(The Center Square) – Celebrating Independence Day means a little more for some states than others, at least in terms of being independent and self-sufficient.
A report from personal finance website WalletHub showed which states were the most-self-sufficient, and Indiana ranked 45th in terms of where Americans are the most self-reliant despite the COVID-19 pandemic.
To determine the ranking, WalletHub compared five sources of dependency: consumer finances, the government, the job market, international trade and personal vices. Those categories were broken down into 39 key indicators.
“Indiana is the sixth-least independent state. It has high foreclosure and bankruptcy rates, which translate to the financial dependency of its residents,” WalletHub analyst Jill Gonzalez said. “The state also depends a lot on the federal government, and has the largest share of occupied subsidized housing units.”
Indiana ranked near the top in job market dependency, coming in 11th, but it ranked poorly in financial dependency at 30th and government dependency at 45th.

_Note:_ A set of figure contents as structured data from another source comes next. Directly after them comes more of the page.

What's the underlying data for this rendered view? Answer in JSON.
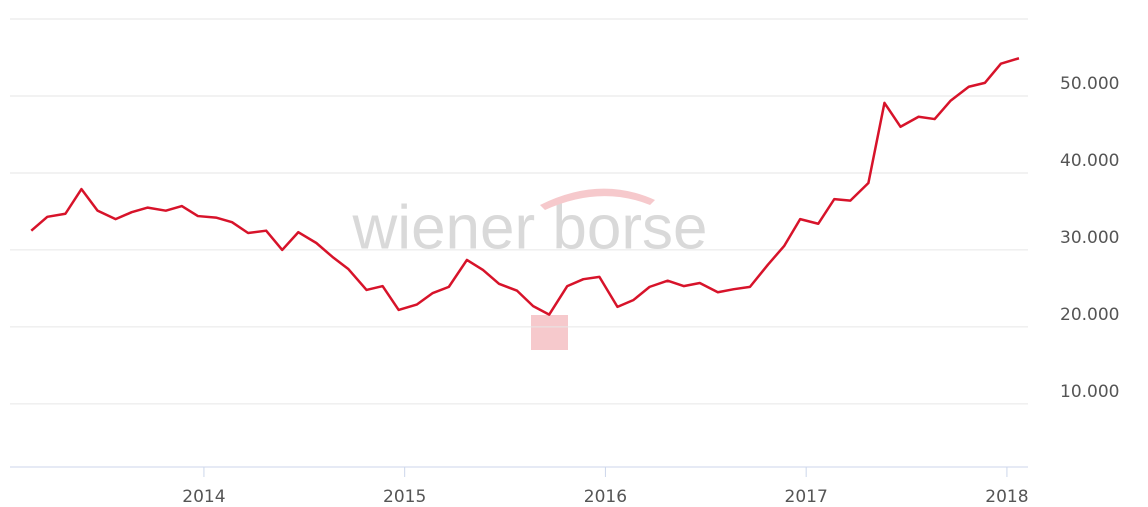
{
  "chart_data": {
    "type": "line",
    "watermark": "wiener borse",
    "x": [
      2013.14,
      2013.22,
      2013.31,
      2013.39,
      2013.47,
      2013.56,
      2013.64,
      2013.72,
      2013.81,
      2013.89,
      2013.97,
      2014.06,
      2014.14,
      2014.22,
      2014.31,
      2014.39,
      2014.47,
      2014.56,
      2014.64,
      2014.72,
      2014.81,
      2014.89,
      2014.97,
      2015.06,
      2015.14,
      2015.22,
      2015.31,
      2015.39,
      2015.47,
      2015.56,
      2015.64,
      2015.72,
      2015.81,
      2015.89,
      2015.97,
      2016.06,
      2016.14,
      2016.22,
      2016.31,
      2016.39,
      2016.47,
      2016.56,
      2016.64,
      2016.72,
      2016.81,
      2016.89,
      2016.97,
      2017.06,
      2017.14,
      2017.22,
      2017.31,
      2017.39,
      2017.47,
      2017.56,
      2017.64,
      2017.72,
      2017.81,
      2017.89,
      2017.97,
      2018.06
    ],
    "series": [
      {
        "color": "#d7132a",
        "values": [
          32500,
          34300,
          34700,
          37900,
          35100,
          34000,
          34900,
          35500,
          35100,
          35700,
          34400,
          34200,
          33600,
          32200,
          32500,
          30000,
          32300,
          30900,
          29100,
          27500,
          24800,
          25300,
          22200,
          22900,
          24400,
          25200,
          28700,
          27400,
          25600,
          24700,
          22700,
          21600,
          25300,
          26200,
          26500,
          22600,
          23500,
          25200,
          26000,
          25300,
          25700,
          24500,
          24900,
          25200,
          28100,
          30500,
          34000,
          33400,
          36600,
          36400,
          38700,
          49100,
          46000,
          47300,
          47000,
          49400,
          51200,
          51700,
          54200,
          54900
        ]
      }
    ],
    "xlim": [
      2013.034,
      2018.105
    ],
    "xticks": [
      2014,
      2015,
      2016,
      2017,
      2018
    ],
    "ylim": [
      1800,
      60000
    ],
    "yticks": [
      {
        "value": 10000,
        "label": "10.000"
      },
      {
        "value": 20000,
        "label": "20.000"
      },
      {
        "value": 30000,
        "label": "30.000"
      },
      {
        "value": 40000,
        "label": "40.000"
      },
      {
        "value": 50000,
        "label": "50.000"
      }
    ],
    "grid": true
  }
}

“Indiana has approximately 60 opioid prescriptions per 100 persons and large shares of adult smokers – almost 20% – and social network uses – over 78%,” Gonzalez said. “These are all various vice dependencies, to which we can add the large amount of time spent watching TV – more than 3.5 hours per day.”
Utah ranked as the country’s most self-reliant state, followed by Colorado, Nebraska, Virginia and Kansas. The worst was Louisiana, followed by Kentucky, Mississippi, South Carolina and Alaska.